A young, sallow man gazes dispassionately from the canvas, his eyes lightly ringed with red. This is the moment that Nget Chanpenh, a depressed artist grappling with his internal demons, first tried crystal meth (known as ice). Here, he recalls, he was unimpressed, but as the months went by, the addiction would come to dominate his life.
“For 18 months my brain was under attack from crystal meth and I did many things mechanically, unconsciously. Most of the time I did not know what I was doing or why. I was under the influence of a force stronger than myself,” explains Nget.
“I only thought about ice as something to soothe my eternal grief, and that was sufficient for me to continue.”
Waiting for the Ice Melt – his “pictoral diary” – illustrates this mental chaos, confusion and compulsion to powerful effect.
In Dilemma, the shadowy male figure turns in on himself, encircled by bold rings of colour, his crossed ankles and yellow twists of cigarette smoke mimicking each other – trapping him in a spiral. Drinking Party Boiling Over is a primal festival of ochre red, yellow and blue, the dancers leaping like figures in cave paintings – but out of control, bewildered by their war dance. In Drowned, dislocated hands reach up from the yellow depths, the blind leading the blind; the drowning clutching at the drowned.

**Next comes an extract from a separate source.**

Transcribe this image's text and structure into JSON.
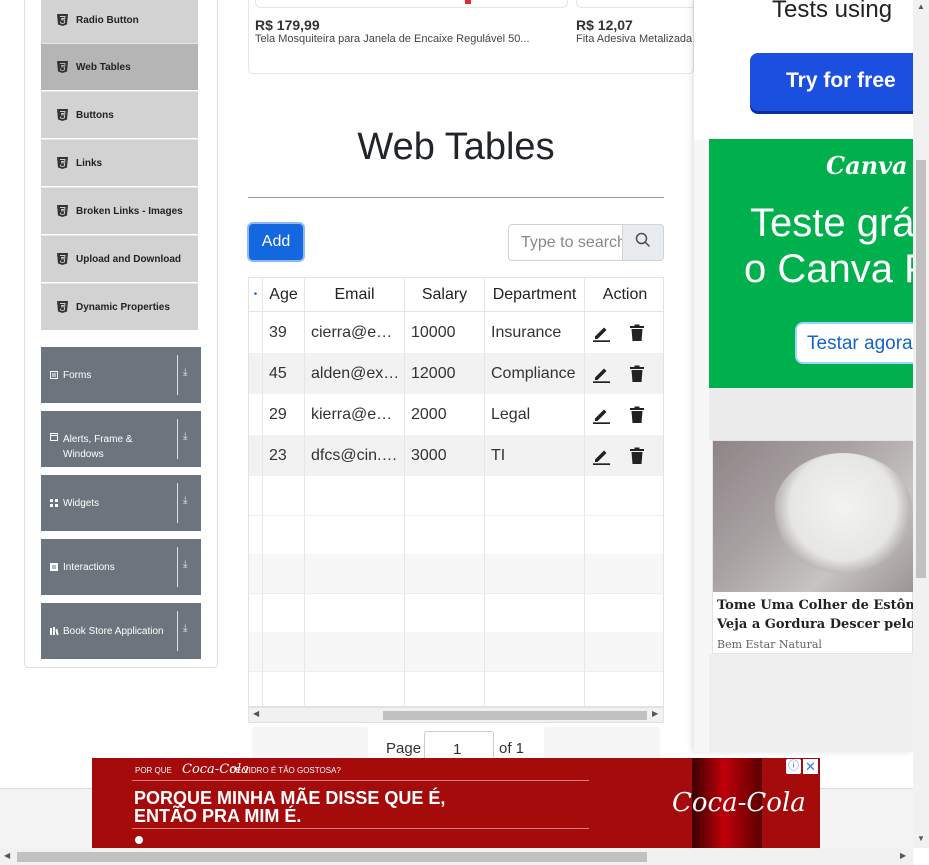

The series also chronicles the gradual annihilation of Nget’s identity by the force of his addiction – vacant, eviscerated faces trickle away in streams of colour in My Way and Blood, Sweat and Tears; they burn and melt in United in the Hell; in Brainstorming, brains unravel into red strings of empty words, leaving their toothless heads shrivelled and hollow.
At the same time, there are traces of resilience. Drawing on images of Buddhist stupas and Classical Khmer architecture, Still Alive’s stone structures are weakened and crumbling, but still standing. The final canvas in the collection, A Glimmer of Hope, gathers tiny symbols of beauty and release: a sliver of moon, a child escaping through a gate. The figure isn’t watching them – you sense he isn’t ready – but his future is there, on the peripheries, and life has begun to begun to creep back in.